The Editor-in-Chief at the local newsroom N.C. Health News considers the ethical use of AI in a local newsroom — and finds AI won’t soon replace humans in many respects.
By Rose Hoban / N.C. Health News
This opinion column is syndicated by Beacon Media and is available to republish for free anywhere under our guidelines.

Recently, I’ve been on the road at several different conferences aimed at local news organizations like ours. The talk everywhere was on how to meaningfully deploy artificial intelligence tools with integrity.
I came away with a lot of good ideas for using these powerful new AI tools. For example, you may have noticed a handful of illustrations for our stories that we’ve generated with AI, and we’ve always noted in the image caption that AI was involved.
There are other ways we could deploy these tools: pulling data from spreadsheets, automating the creation of newsletters like these (we’re not there yet by a long stretch!), or generating copy for X.

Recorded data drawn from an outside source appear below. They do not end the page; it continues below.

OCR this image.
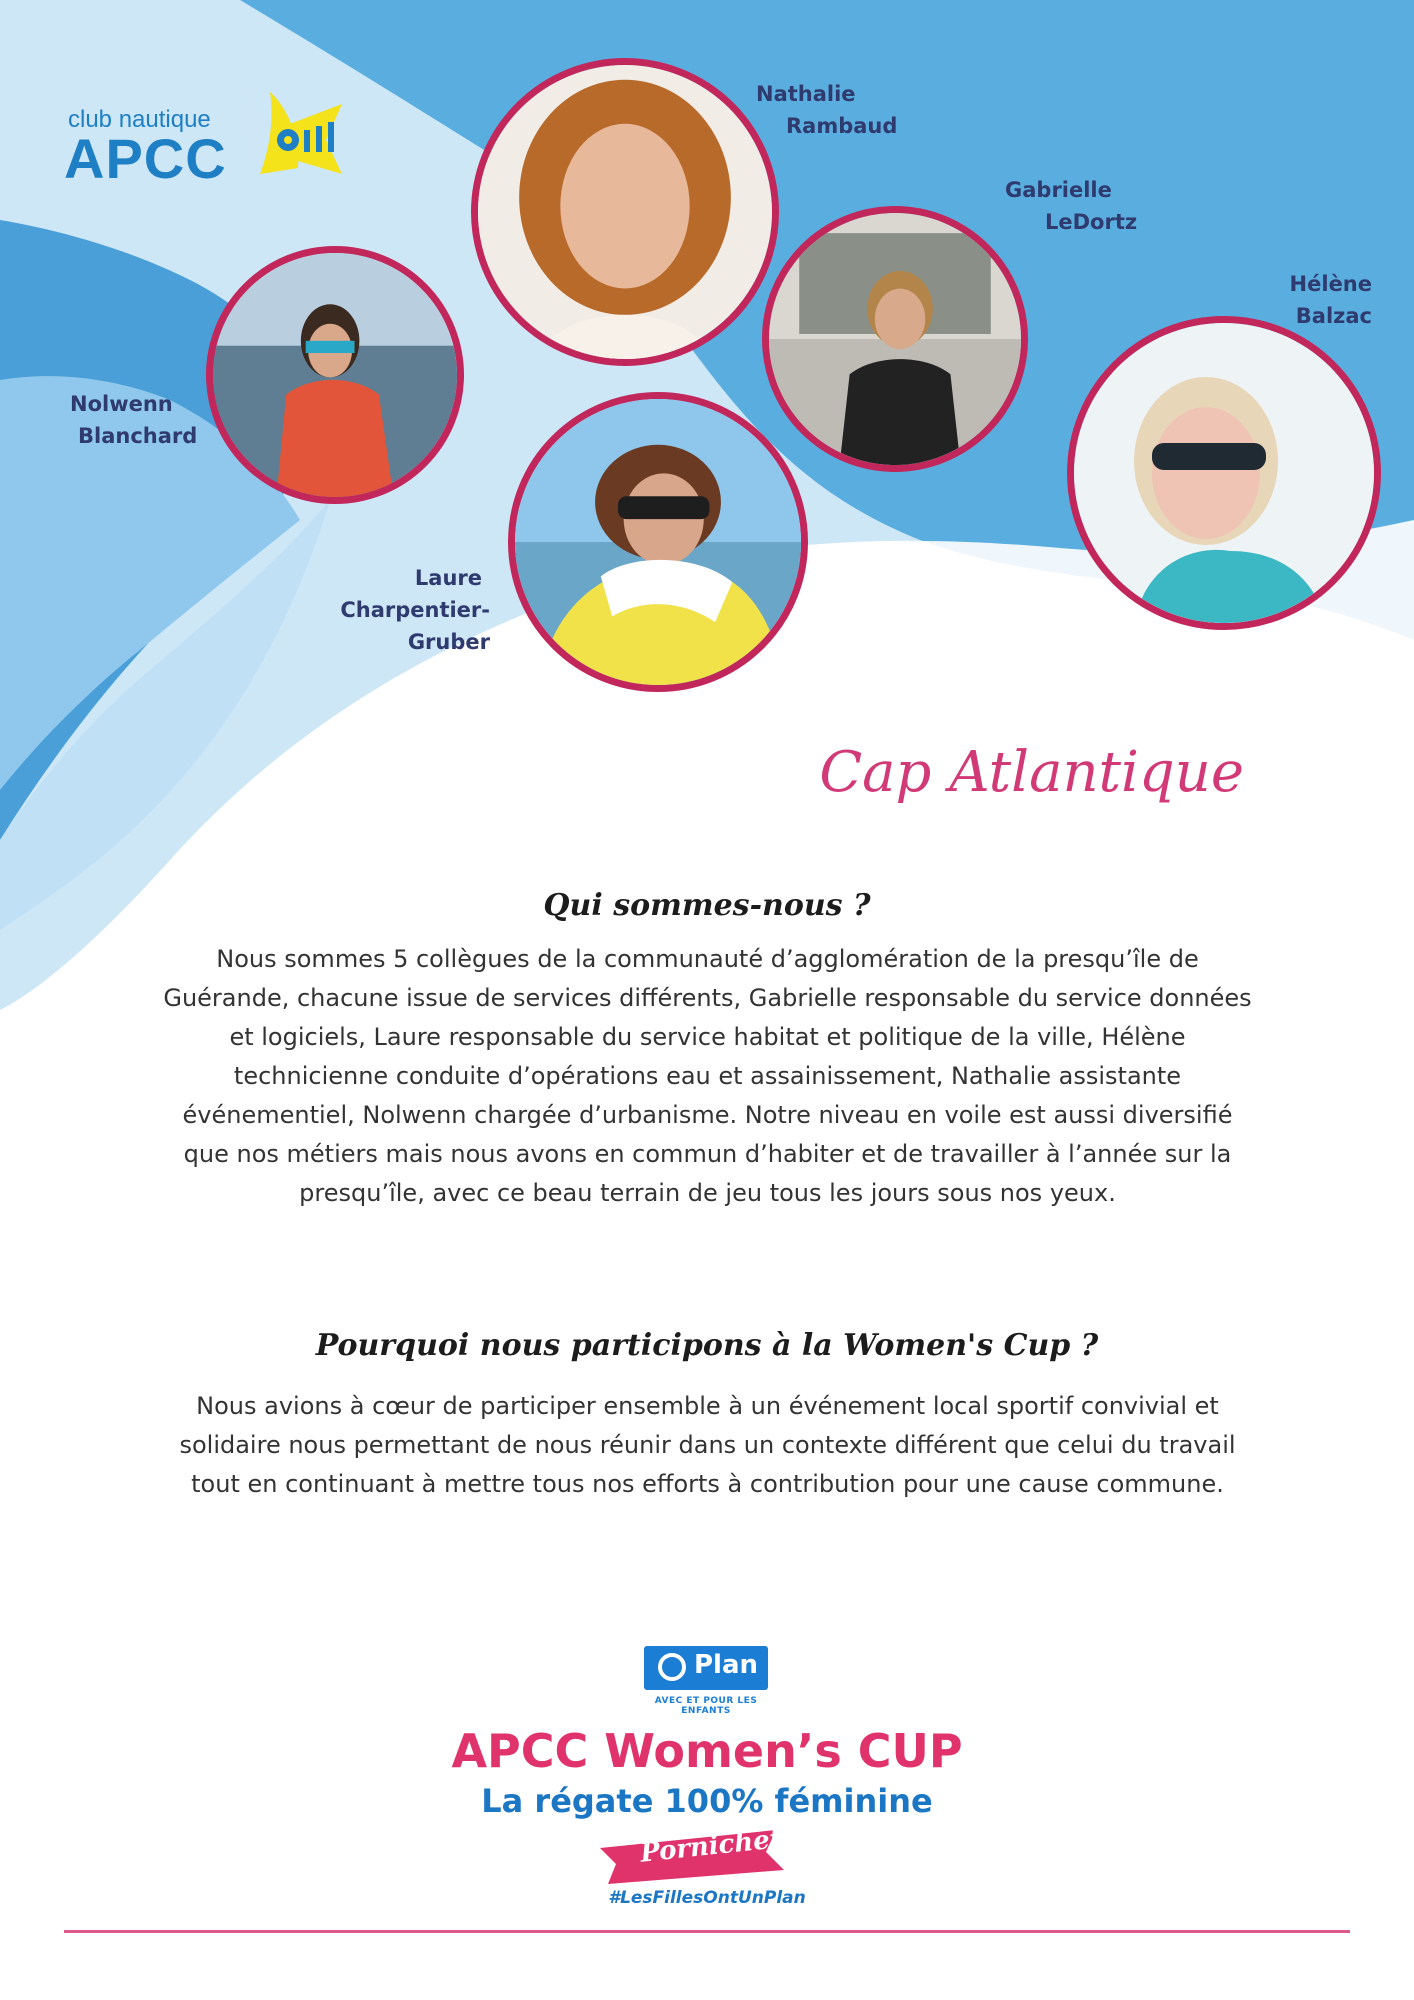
club nautique
APCC
Nathalie
Rambaud
Gabrielle
LeDortz
Hélène
Balzac
Nolwenn
Blanchard
Laure
Charpentier-
Gruber
Cap Atlantique
Qui sommes-nous ?

Nous sommes 5 collègues de la communauté d’agglomération de la presqu’île de Guérande, chacune issue de services différents, Gabrielle responsable du service données et logiciels, Laure responsable du service habitat et politique de la ville, Hélène technicienne conduite d’opérations eau et assainissement, Nathalie assistante événementiel, Nolwenn chargée d’urbanisme. Notre niveau en voile est aussi diversifié que nos métiers mais nous avons en commun d’habiter et de travailler à l’année sur la presqu’île, avec ce beau terrain de jeu tous les jours sous nos yeux.

Pourquoi nous participons à la Women's Cup ?

Nous avions à cœur de participer ensemble à un événement local sportif convivial et solidaire nous permettant de nous réunir dans un contexte différent que celui du travail tout en continuant à mettre tous nos efforts à contribution pour une cause commune.

Plan
AVEC ET POUR LES ENFANTS
APCC Women’s CUP
La régate 100% féminine
Pornichet
#LesFillesOntUnPlan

But the talk also centered around using AI tools “safely.” We all have heard about AI tools “hallucinating” information that isn’t there, something that recently led to a high-profile snafu involving a research paper at the U.S. Department of Health and Human Services citing non-existent sources.
There was also a lot of talk about the ethics around artificial intelligence in newsrooms. One principle discussed was the idea of disclosure to readers when we do use AI, like we have for those photos.
Here’s another place we’ve used AI: to give us headline suggestions. But I’ve noticed something when we ask Chat GPT to generate headlines: they’re really sensationalized! We only use those AI headlines as germs of an idea, I can tell you that every one of those suggested headlines has received a lot of editing.
AI is a tool, but that tool always needs to be in the hands of a human, with human eyes and human intelligence coming afterwards to do fact checking.
While we may use some AI tools to make some repetitious tasks easier, we will never use a computer to generate stories that you’ll read in our pages.
So, here’s our pledge to our readers: all our stories are and will be written by real humans using their real intelligence.
To be frank, the articles we write are so localized, about topics that are so specific to North Carolina — and require such specialized knowledge — that AI generators would be hard pressed to find enough information to generate a story that would stand up to scrutiny.
That’s a job that only a human can do.